Reflections on Taste

Every year since 2011, I've created a playlist with my favourite songs. It's become my personal time capsule, a musical journey through the chapters of my life. When I scroll through these playlists, I'm struck by how dramatically my taste has evolved. Each year tells a story—who my mates were, where I lived, who I was dating. The fascinating part? Despite the vast differences from year to year, I still love all this music. I didn't stop liking anything; instead, my taste expanded, morphed, and grew richer.

This musical evolution mirrors how our tastes change in general. Whether it's tucker, fashion, or design, what we like grows with us, shaped by our experiences, the people we meet, and the places we go. It's a beautiful, messy process that defies easy categorisation.

In this age of AI, where machines are trying to understand and replicate human taste, what does all this subjectivity mean? How do we square the deeply personal nature of taste with AI's attempts to quantify and reproduce it? As someone working in design and AI, I find myself constantly wrestling with these questions.

The Subjectivity of Taste

Honestly, I find it hard to pin down exactly what I gravitate towards. Sometimes I envy people who can confidently say, "I'm into minimalist Scandinavian design" or "I only listen to classic jazz". Me? I'm more of a 'try anything once' kind of person. My curiosity is boundless (sometimes to a fault), and I tend to find something to appreciate in almost everything. Or maybe it's that I can see why different people or groups might be drawn to different things.

This broad appreciation serves me well in many aspects of life, but it gets complicated when it comes to my work in design. In the design world, we try to add some science to the art of aesthetics. We have principles of hierarchy and whitespace that guide us in creating pleasing, understandable designs. So while everyone can have their subjective opinions on taste, there are also some "rules" we're supposed to adhere to.

But even these "rules" aren't universal. During my time at Grab, I encountered a fascinating tension between mainly US design principles and the actual preferences of users in Southeast Asia. What we considered "clean" design often didn't make it feel locally made. It was a constant balancing act, trying to create designs that felt right across different cultural contexts, especially in such a diverse region as Southeast Asia.

This experience reminds me of Pierre Bourdieu's argument that taste isn't purely subjective, nor is it a matter of refined expertise. Instead, it's a reflection of one's social class and cultural capital. Through this lens, our judgments of 'good' or 'bad' taste might actually be reinforcing social hierarchies. Were we, coming from educated backgrounds in the design world, simply imposing our standards on work that might have different cultural contexts or target audiences?

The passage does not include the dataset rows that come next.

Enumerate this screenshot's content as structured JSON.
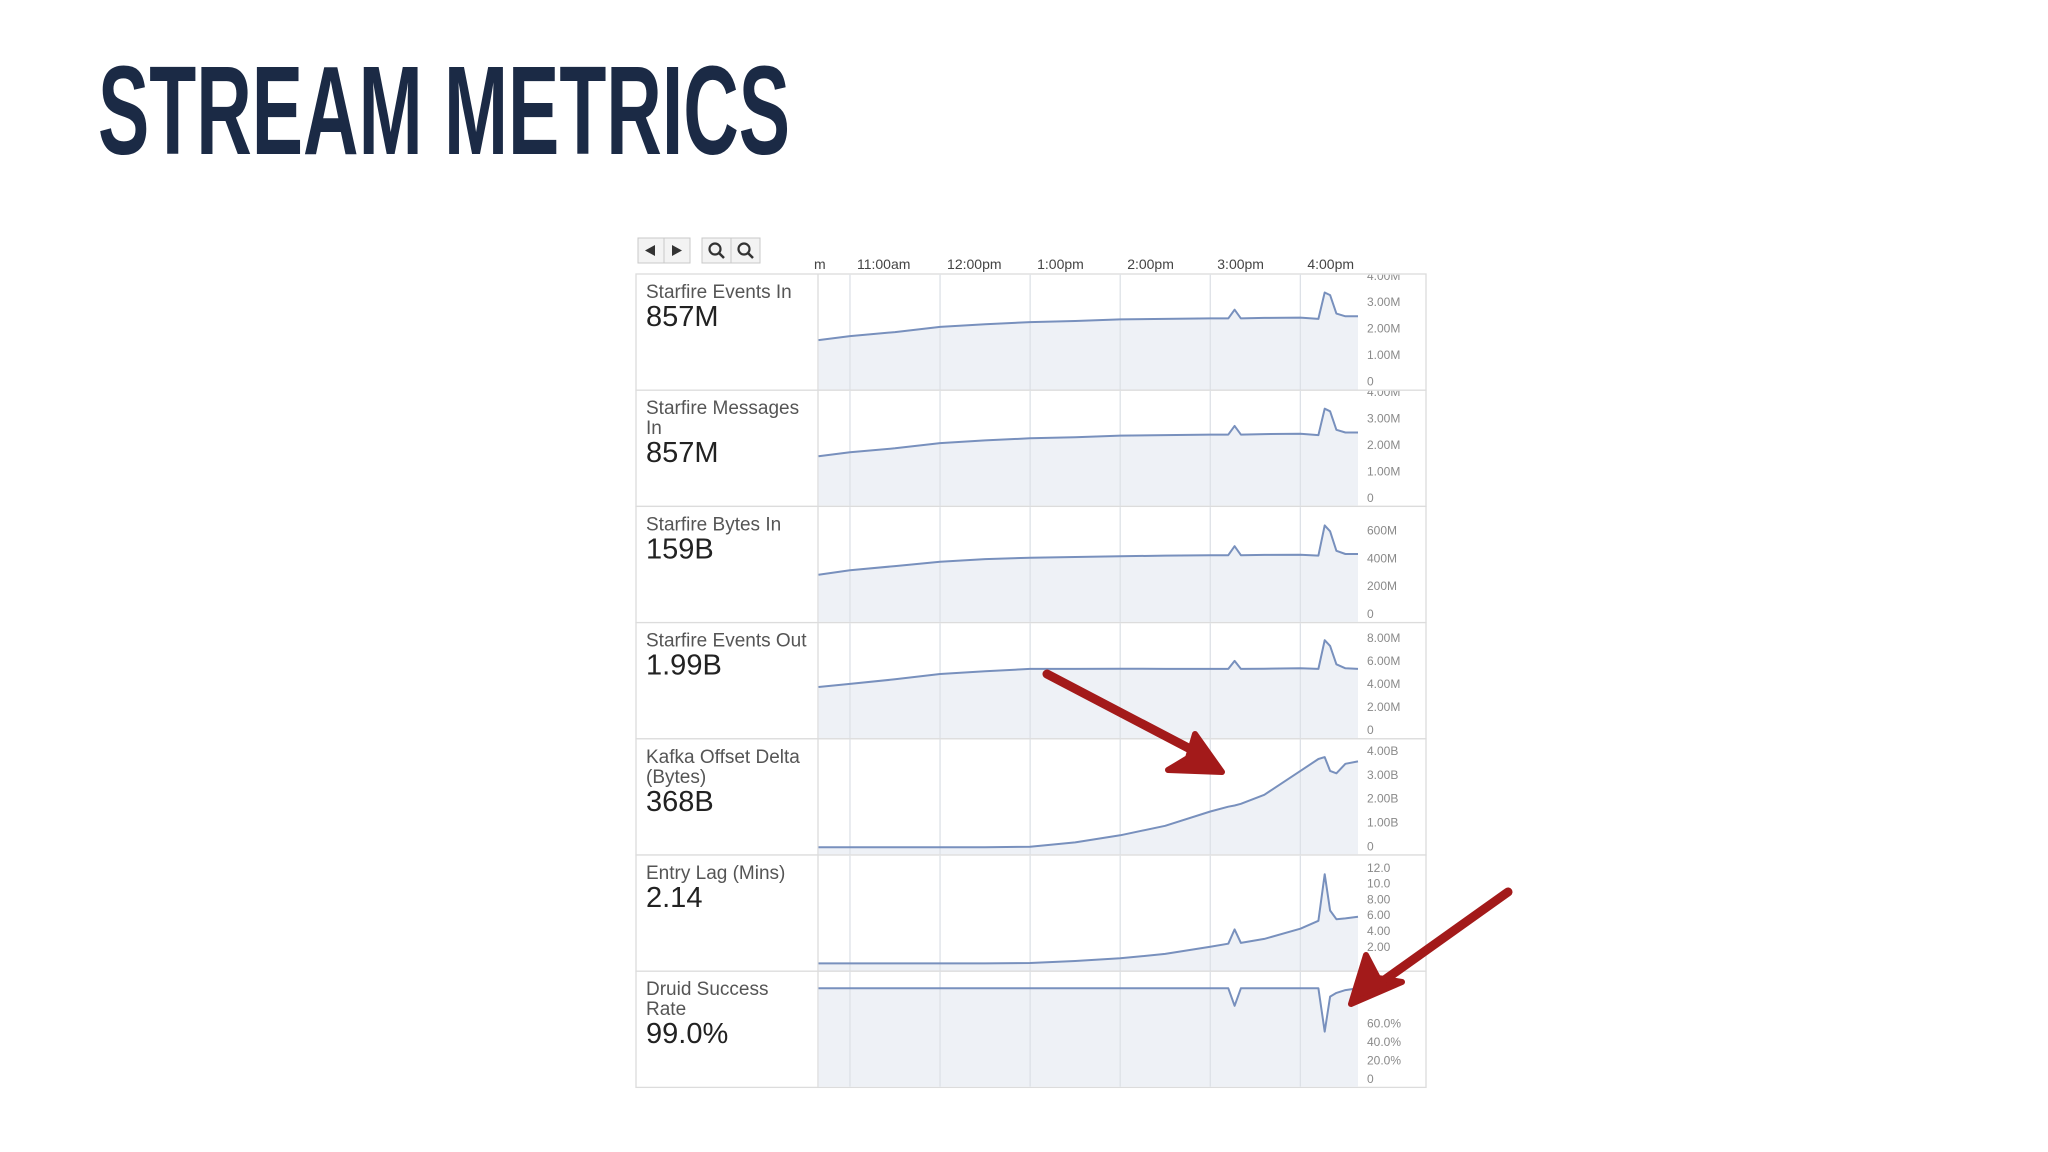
{
  "title": "STREAM METRICS",
  "time_axis": {
    "xticks": [
      {
        "value": 10,
        "label": "m"
      },
      {
        "value": 11,
        "label": "11:00am"
      },
      {
        "value": 12,
        "label": "12:00pm"
      },
      {
        "value": 13,
        "label": "1:00pm"
      },
      {
        "value": 14,
        "label": "2:00pm"
      },
      {
        "value": 15,
        "label": "3:00pm"
      },
      {
        "value": 16,
        "label": "4:00pm"
      }
    ]
  },
  "chart_data": [
    {
      "type": "line",
      "title_lines": [
        "Starfire Events In"
      ],
      "value_text": "857M",
      "color": "#7890bd",
      "xlim": [
        10.645,
        16.64
      ],
      "ylim": [
        0,
        4000000
      ],
      "yticks": [
        0,
        {
          "value": 1000000,
          "label": "1.00M"
        },
        {
          "value": 2000000,
          "label": "2.00M"
        },
        {
          "value": 3000000,
          "label": "3.00M"
        },
        {
          "value": 4000000,
          "label": "4.00M"
        }
      ],
      "x": [
        10.65,
        11,
        11.5,
        12,
        12.5,
        13,
        13.5,
        14,
        14.5,
        15,
        15.2,
        15.27,
        15.34,
        15.6,
        16,
        16.2,
        16.27,
        16.33,
        16.4,
        16.5,
        16.64
      ],
      "values": [
        1600000,
        1750000,
        1900000,
        2100000,
        2200000,
        2280000,
        2320000,
        2380000,
        2400000,
        2420000,
        2420000,
        2750000,
        2420000,
        2440000,
        2450000,
        2400000,
        3400000,
        3300000,
        2600000,
        2500000,
        2500000
      ]
    },
    {
      "type": "line",
      "title_lines": [
        "Starfire Messages",
        "In"
      ],
      "value_text": "857M",
      "color": "#7890bd",
      "xlim": [
        10.645,
        16.64
      ],
      "ylim": [
        0,
        4000000
      ],
      "yticks": [
        0,
        {
          "value": 1000000,
          "label": "1.00M"
        },
        {
          "value": 2000000,
          "label": "2.00M"
        },
        {
          "value": 3000000,
          "label": "3.00M"
        },
        {
          "value": 4000000,
          "label": "4.00M"
        }
      ],
      "x": [
        10.65,
        11,
        11.5,
        12,
        12.5,
        13,
        13.5,
        14,
        14.5,
        15,
        15.2,
        15.27,
        15.34,
        15.6,
        16,
        16.2,
        16.27,
        16.33,
        16.4,
        16.5,
        16.64
      ],
      "values": [
        1600000,
        1750000,
        1900000,
        2100000,
        2200000,
        2280000,
        2320000,
        2380000,
        2400000,
        2420000,
        2420000,
        2750000,
        2420000,
        2440000,
        2450000,
        2400000,
        3400000,
        3300000,
        2600000,
        2500000,
        2500000
      ]
    },
    {
      "type": "line",
      "title_lines": [
        "Starfire Bytes In"
      ],
      "value_text": "159B",
      "color": "#7890bd",
      "xlim": [
        10.645,
        16.64
      ],
      "ylim": [
        0,
        760000000
      ],
      "yticks": [
        0,
        {
          "value": 200000000,
          "label": "200M"
        },
        {
          "value": 400000000,
          "label": "400M"
        },
        {
          "value": 600000000,
          "label": "600M"
        }
      ],
      "x": [
        10.65,
        11,
        11.5,
        12,
        12.5,
        13,
        13.5,
        14,
        14.5,
        15,
        15.2,
        15.27,
        15.34,
        15.6,
        16,
        16.2,
        16.27,
        16.33,
        16.4,
        16.5,
        16.64
      ],
      "values": [
        288000000,
        320000000,
        350000000,
        381000000,
        400000000,
        410000000,
        415000000,
        420000000,
        425000000,
        428000000,
        428000000,
        493000000,
        428000000,
        430000000,
        432000000,
        425000000,
        642000000,
        600000000,
        460000000,
        437000000,
        437000000
      ]
    },
    {
      "type": "line",
      "title_lines": [
        "Starfire Events Out"
      ],
      "value_text": "1.99B",
      "color": "#7890bd",
      "xlim": [
        10.645,
        16.64
      ],
      "ylim": [
        0,
        9200000
      ],
      "yticks": [
        0,
        {
          "value": 2000000,
          "label": "2.00M"
        },
        {
          "value": 4000000,
          "label": "4.00M"
        },
        {
          "value": 6000000,
          "label": "6.00M"
        },
        {
          "value": 8000000,
          "label": "8.00M"
        }
      ],
      "x": [
        10.65,
        11,
        11.5,
        12,
        12.5,
        13,
        13.5,
        14,
        14.5,
        15,
        15.2,
        15.27,
        15.34,
        15.6,
        16,
        16.2,
        16.27,
        16.33,
        16.4,
        16.5,
        16.64
      ],
      "values": [
        3830000,
        4100000,
        4500000,
        4960000,
        5200000,
        5400000,
        5400000,
        5420000,
        5400000,
        5400000,
        5400000,
        6100000,
        5400000,
        5420000,
        5450000,
        5400000,
        7900000,
        7400000,
        5800000,
        5450000,
        5400000
      ]
    },
    {
      "type": "line",
      "title_lines": [
        "Kafka Offset Delta",
        "(Bytes)"
      ],
      "value_text": "368B",
      "color": "#7890bd",
      "xlim": [
        10.645,
        16.64
      ],
      "ylim": [
        0,
        4440000000
      ],
      "yticks": [
        0,
        {
          "value": 1000000000,
          "label": "1.00B"
        },
        {
          "value": 2000000000,
          "label": "2.00B"
        },
        {
          "value": 3000000000,
          "label": "3.00B"
        },
        {
          "value": 4000000000,
          "label": "4.00B"
        }
      ],
      "x": [
        10.65,
        11,
        11.5,
        12,
        12.5,
        13,
        13.5,
        14,
        14.5,
        15,
        15.2,
        15.27,
        15.34,
        15.6,
        16,
        16.2,
        16.27,
        16.33,
        16.4,
        16.5,
        16.64
      ],
      "values": [
        0,
        0,
        0,
        0,
        0,
        20000000,
        200000000,
        500000000,
        900000000,
        1500000000,
        1700000000,
        1750000000,
        1820000000,
        2200000000,
        3200000000,
        3700000000,
        3780000000,
        3200000000,
        3100000000,
        3500000000,
        3600000000
      ]
    },
    {
      "type": "line",
      "title_lines": [
        "Entry Lag (Mins)"
      ],
      "value_text": "2.14",
      "color": "#7890bd",
      "xlim": [
        10.645,
        16.64
      ],
      "ylim": [
        0,
        13.4
      ],
      "yticks": [
        {
          "value": 2,
          "label": "2.00"
        },
        {
          "value": 4,
          "label": "4.00"
        },
        {
          "value": 6,
          "label": "6.00"
        },
        {
          "value": 8,
          "label": "8.00"
        },
        {
          "value": 10,
          "label": "10.0"
        },
        {
          "value": 12,
          "label": "12.0"
        }
      ],
      "x": [
        10.65,
        11,
        11.5,
        12,
        12.5,
        13,
        13.5,
        14,
        14.5,
        15,
        15.2,
        15.27,
        15.34,
        15.6,
        16,
        16.2,
        16.27,
        16.33,
        16.4,
        16.5,
        16.64
      ],
      "values": [
        0,
        0,
        0,
        0,
        0,
        0.05,
        0.3,
        0.65,
        1.2,
        2.1,
        2.5,
        4.3,
        2.6,
        3.1,
        4.4,
        5.4,
        11.3,
        6.7,
        5.6,
        5.7,
        5.9
      ]
    },
    {
      "type": "line",
      "title_lines": [
        "Druid Success",
        "Rate"
      ],
      "value_text": "99.0%",
      "color": "#7890bd",
      "xlim": [
        10.645,
        16.64
      ],
      "ylim": [
        0,
        114.7
      ],
      "yticks": [
        0,
        {
          "value": 20,
          "label": "20.0%"
        },
        {
          "value": 40,
          "label": "40.0%"
        },
        {
          "value": 60,
          "label": "60.0%"
        }
      ],
      "x": [
        10.65,
        11,
        11.5,
        12,
        12.5,
        13,
        13.5,
        14,
        14.5,
        15,
        15.2,
        15.27,
        15.34,
        15.6,
        16,
        16.2,
        16.27,
        16.33,
        16.4,
        16.5,
        16.64
      ],
      "values": [
        99,
        99,
        99,
        99,
        99,
        99,
        99,
        99,
        99,
        99,
        99,
        80,
        99,
        99,
        99,
        99,
        52,
        90,
        94,
        97,
        99
      ]
    }
  ]
}
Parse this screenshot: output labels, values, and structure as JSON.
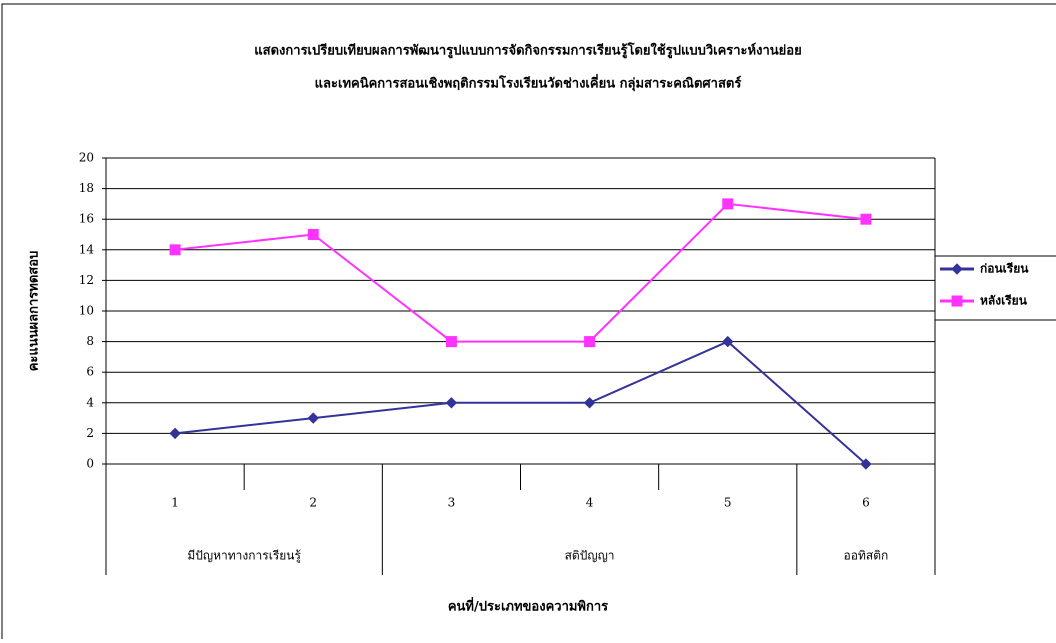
{
  "chart_data": {
    "type": "line",
    "title": [
      "แสดงการเปรียบเทียบผลการพัฒนารูปแบบการจัดกิจกรรมการเรียนรู้โดยใช้รูปแบบวิเคราะห์งานย่อย",
      "และเทคนิคการสอนเชิงพฤติกรรมโรงเรียนวัดช่างเคี่ยน กลุ่มสาระคณิตศาสตร์"
    ],
    "x_label": "คนที่/ประเภทของความพิการ",
    "y_label": "คะแนนผลการทดสอบ",
    "categories": [
      "1",
      "2",
      "3",
      "4",
      "5",
      "6"
    ],
    "x_groups": [
      "มีปัญหาทางการเรียนรู้",
      null,
      "สติปัญญา",
      null,
      null,
      "ออทิสติก"
    ],
    "series": [
      {
        "name": "ก่อนเรียน",
        "color": "#333399",
        "marker": "diamond",
        "values": [
          2,
          3,
          4,
          4,
          8,
          0
        ]
      },
      {
        "name": "หลังเรียน",
        "color": "#ff33ff",
        "marker": "square",
        "values": [
          14,
          15,
          8,
          8,
          17,
          16
        ]
      }
    ],
    "ylim": [
      0,
      20
    ],
    "yticks": [
      0,
      2,
      4,
      6,
      8,
      10,
      12,
      14,
      16,
      18,
      20
    ],
    "grid": true,
    "legend": "right"
  }
}
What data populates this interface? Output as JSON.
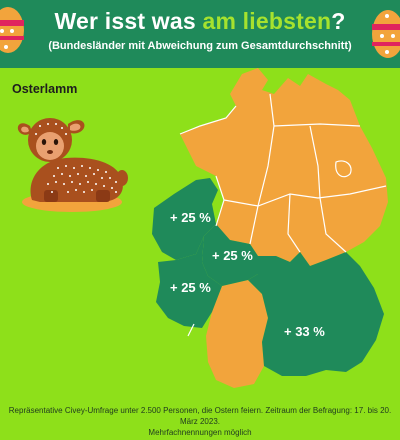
{
  "header": {
    "title_part1": "Wer isst was ",
    "title_highlight": "am liebsten",
    "title_part2": "?",
    "subtitle": "(Bundesländer mit Abweichung zum Gesamtdurchschnitt)"
  },
  "category": "Osterlamm",
  "map": {
    "highlighted_regions": [
      {
        "region": "Nordrhein-Westfalen",
        "label": "+ 25 %"
      },
      {
        "region": "Hessen",
        "label": "+ 25 %"
      },
      {
        "region": "Rheinland-Pfalz",
        "label": "+ 25 %"
      },
      {
        "region": "Bayern",
        "label": "+ 33 %"
      }
    ],
    "colors": {
      "highlight": "#1f8a5a",
      "other": "#f2a43c",
      "border": "#ffffff",
      "background": "#8ee01a"
    }
  },
  "footer": {
    "line1": "Repräsentative Civey-Umfrage unter 2.500 Personen, die Ostern feiern. Zeitraum der Befragung: 17. bis 20. März 2023.",
    "line2": "Mehrfachnennungen möglich"
  },
  "icons": [
    "easter-egg-icon",
    "easter-lamb-icon"
  ]
}
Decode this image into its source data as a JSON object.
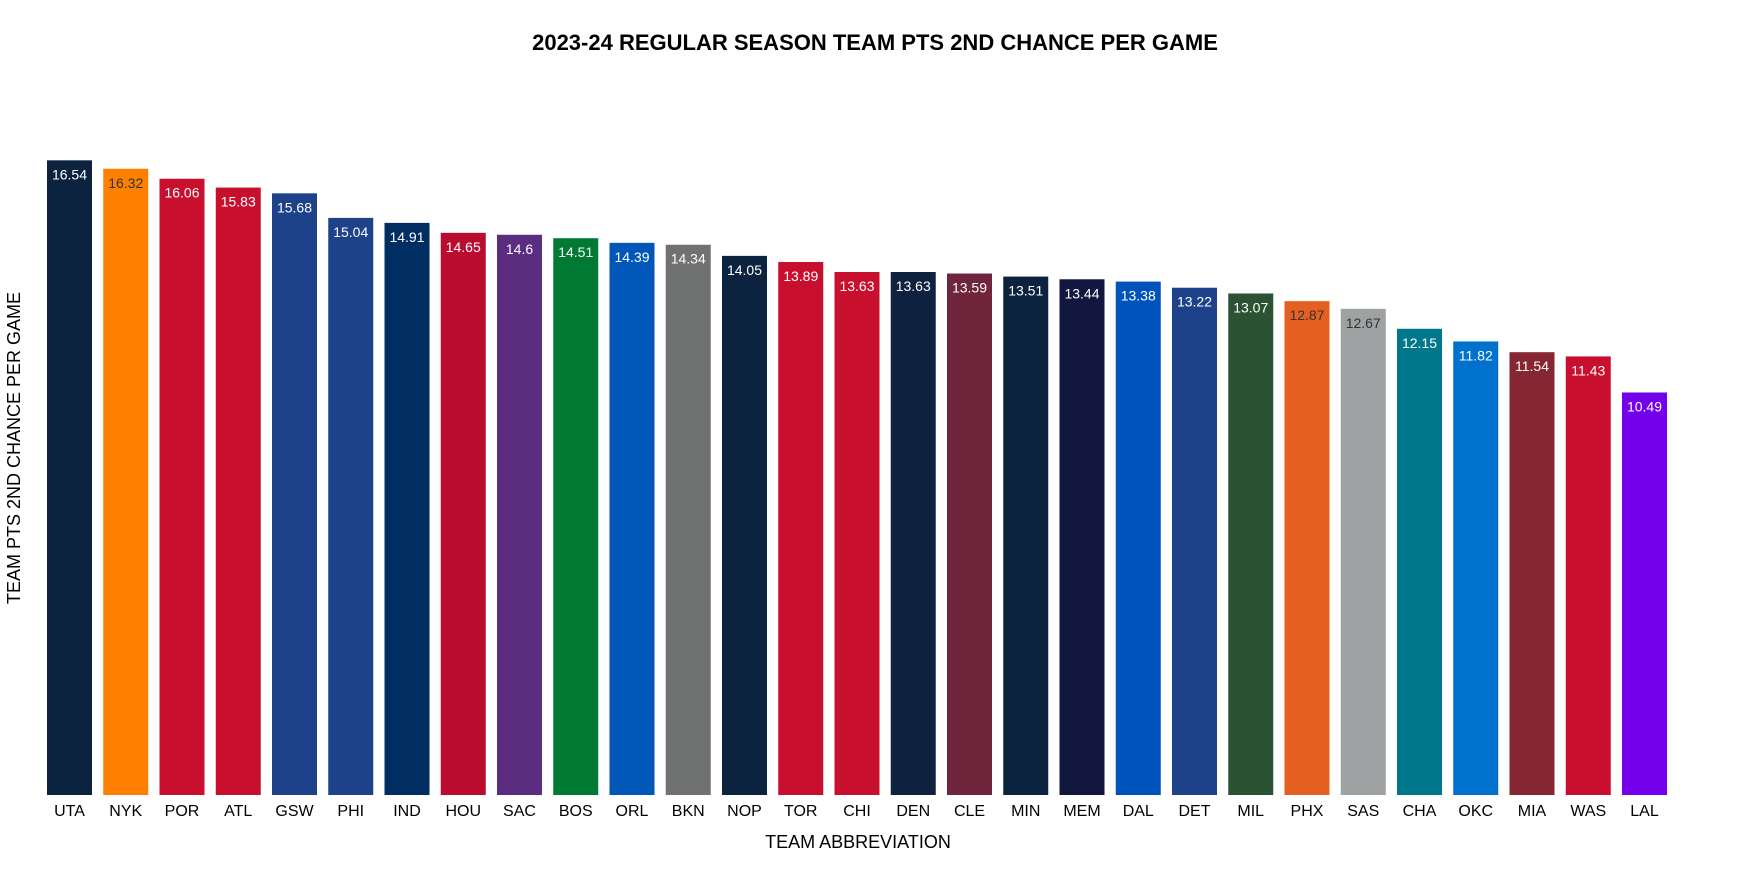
{
  "chart_data": {
    "type": "bar",
    "title": "2023-24 REGULAR SEASON TEAM PTS 2ND CHANCE PER GAME",
    "xlabel": "TEAM ABBREVIATION",
    "ylabel": "TEAM PTS 2ND CHANCE PER GAME",
    "ylim": [
      0,
      17.2
    ],
    "grid": false,
    "categories": [
      "UTA",
      "NYK",
      "POR",
      "ATL",
      "GSW",
      "PHI",
      "IND",
      "HOU",
      "SAC",
      "BOS",
      "ORL",
      "BKN",
      "NOP",
      "TOR",
      "CHI",
      "DEN",
      "CLE",
      "MIN",
      "MEM",
      "DAL",
      "DET",
      "MIL",
      "PHX",
      "SAS",
      "CHA",
      "OKC",
      "MIA",
      "WAS",
      "LAL"
    ],
    "values": [
      16.54,
      16.32,
      16.06,
      15.83,
      15.68,
      15.04,
      14.91,
      14.65,
      14.6,
      14.51,
      14.39,
      14.34,
      14.05,
      13.89,
      13.63,
      13.63,
      13.59,
      13.51,
      13.44,
      13.38,
      13.22,
      13.07,
      12.87,
      12.67,
      12.15,
      11.82,
      11.54,
      11.43,
      10.49
    ],
    "data_labels": [
      "16.54",
      "16.32",
      "16.06",
      "15.83",
      "15.68",
      "15.04",
      "14.91",
      "14.65",
      "14.6",
      "14.51",
      "14.39",
      "14.34",
      "14.05",
      "13.89",
      "13.63",
      "13.63",
      "13.59",
      "13.51",
      "13.44",
      "13.38",
      "13.22",
      "13.07",
      "12.87",
      "12.67",
      "12.15",
      "11.82",
      "11.54",
      "11.43",
      "10.49"
    ],
    "colors": [
      "#0C2340",
      "#FF8000",
      "#C8102E",
      "#C8102E",
      "#1D428A",
      "#1D428A",
      "#002D62",
      "#BA0C2F",
      "#5A2D81",
      "#007A33",
      "#0057B8",
      "#707271",
      "#0C2340",
      "#C8102E",
      "#C8102E",
      "#0E2240",
      "#6F263D",
      "#0C2340",
      "#12173F",
      "#0053BC",
      "#1D428A",
      "#2C5234",
      "#E56020",
      "#9EA2A2",
      "#00788C",
      "#0072CE",
      "#862633",
      "#C8102E",
      "#7500EB"
    ],
    "label_colors": [
      "#ffffff",
      "#333333",
      "#ffffff",
      "#ffffff",
      "#ffffff",
      "#ffffff",
      "#ffffff",
      "#ffffff",
      "#ffffff",
      "#ffffff",
      "#ffffff",
      "#ffffff",
      "#ffffff",
      "#ffffff",
      "#ffffff",
      "#ffffff",
      "#ffffff",
      "#ffffff",
      "#ffffff",
      "#ffffff",
      "#ffffff",
      "#ffffff",
      "#333333",
      "#333333",
      "#ffffff",
      "#ffffff",
      "#ffffff",
      "#ffffff",
      "#ffffff"
    ]
  }
}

Defining and Judging Taste

Despite my openness to various aesthetics, I am a human and I judge, maybe even so hard as being a "hater". I catch myself cringing at what I perceive as 'bad taste'. This tendency was particularly pronounced during my time as an art director, where my copywriting partner and I would often lament the 'bad taste' we saw in other work.

But what made these examples 'bad taste' in our eyes? We'd see concepts that weren't really concepts at all, just tired ideas rehashed. Or designs that didn't connect with the audience, instead showcasing some creative director's fascination with a random visual trick. It was frustrating because we could see the missed potential, the lack of critical thinking.

Reflecting on these judgments now, I'm reminded of David Hume's argument in "Of the Standard of Taste". Hume suggested that while taste is subjective, some people—those with more experience and refined sensibilities—are better judges of quality. Following this logic, as design professionals, my partner and I might have been justified in our critiques. We had the training, the experience, the "expert" eye to discern good design from bad.

And just when I think I've got a handle on this, I think about "Notes on Camp" by Susan Sontag, where she argues that what we might dismiss as bad taste can actually have its own aesthetic merit. Camp celebrates the exaggerated, the artificial, the "so bad it's good". Suddenly, those designs we cringed at take on a new light. Could their very "badness" be a form of artistic expression?

It's a tension that's hard to resolve. On one hand, there's value in expertise and maintaining standards in our craft. On the other, we risk creating exclusionary practices that dismiss valid expressions from different cultural or social contexts. And then there's the possibility that what we perceive as bad taste might actually be a deliberate aesthetic choice, embracing camp sensibilities.

(I'll admit, there really were some awful concepts out there that should have never been produced. But it's worth examining our knee-jerk reactions and the philosophical assumptions underlying our judgments of taste.)